Book Review: When Giraffes Flew
When Giraffes Flew, by Jeff Weddle
Review by Julie Carpenter
This collection of beautifully crafted stories is as compelling as a novel and just as hard to put down. The stories are about the boundaries – sometimes self-imposed – that make us human, even in the face of possibility or hope or whimsical chance. Weddle’s writing exposes the raw materials that confine his characters to their poor choices and limited circumstances with breathtaking accuracy. The power of the writing is demonstrated in the sympathy produced by following the trajectories of the stories to their surprising but somehow inevitable conclusions.

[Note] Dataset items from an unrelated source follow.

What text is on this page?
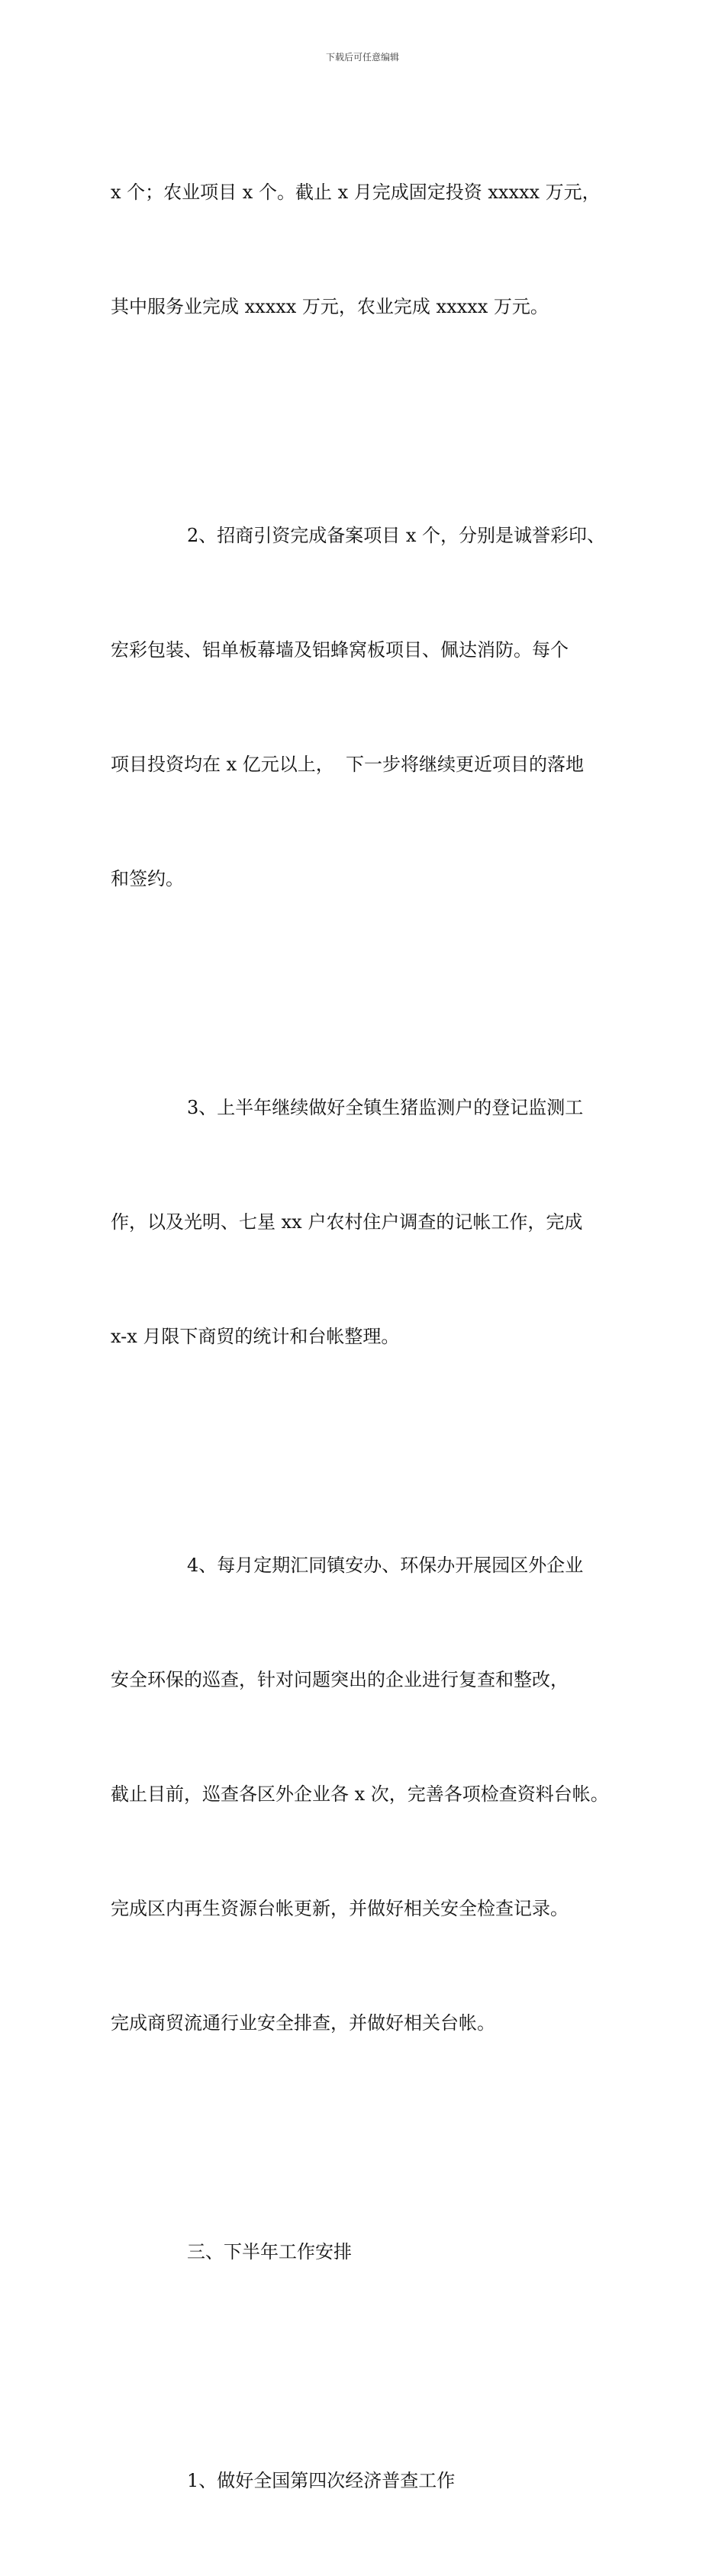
下载后可任意编辑

x 个；农业项目 x 个。截止 x 月完成固定投资 xxxxx 万元，

其中服务业完成 xxxxx 万元，农业完成 xxxxx 万元。

2、招商引资完成备案项目 x 个，分别是诚誉彩印、

宏彩包装、铝单板幕墙及铝蜂窝板项目、佩达消防。每个

项目投资均在 x 亿元以上，  下一步将继续更近项目的落地

和签约。

3、上半年继续做好全镇生猪监测户的登记监测工

作，以及光明、七星 xx 户农村住户调查的记帐工作，完成

x-x 月限下商贸的统计和台帐整理。

4、每月定期汇同镇安办、环保办开展园区外企业

安全环保的巡查，针对问题突出的企业进行复查和整改，

截止目前，巡查各区外企业各 x 次，完善各项检查资料台帐。

完成区内再生资源台帐更新，并做好相关安全检查记录。

完成商贸流通行业安全排查，并做好相关台帐。

三、下半年工作安排

1、做好全国第四次经济普查工作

Each story is well-crafted but I especially like some of his ventures off the beaten path and into the inexplicable. A Simple Enquiry, She Finds Herself Dancing, An Ugly Monkey, Swarm, and, of course, the title story When Giraffes Flew, are all innovative in subject matter and writing style. But in all the narratives, immediate actions and sensations outline inescapable choices and the consequences that follow with the detailed eye of poetry – only what is necessary is present. This matter of fact style makes the more surreal stories feel completely plausible.
Weddle’s characters, as humans do, accept the lot that is given them and make the choices they have to make. In Running With the Dogs, for instance, the protagonist finds that stealing a car leaves him with an odd moral dilemma. He doesn’t spend too much time questioning the universe…he simply makes his choice. In several of the stories, Jeanie Leanie Shoots the Sewers, and Hot Sardines, for example, the characters play off each other, each decision rippling out and pulling another character into dilemmas they must react to without fully understanding. Weddle accomplishes this without unnecessary complexity or drama and makes the web of consequences seem real.
All of the stories invite multiple readings with close attention to detail, yielding, like poetry, more meaning as time goes by. The beauty of the prose and the quirky cover art should probably convince you to order the book for your shelf instead of just owning the kindle edition.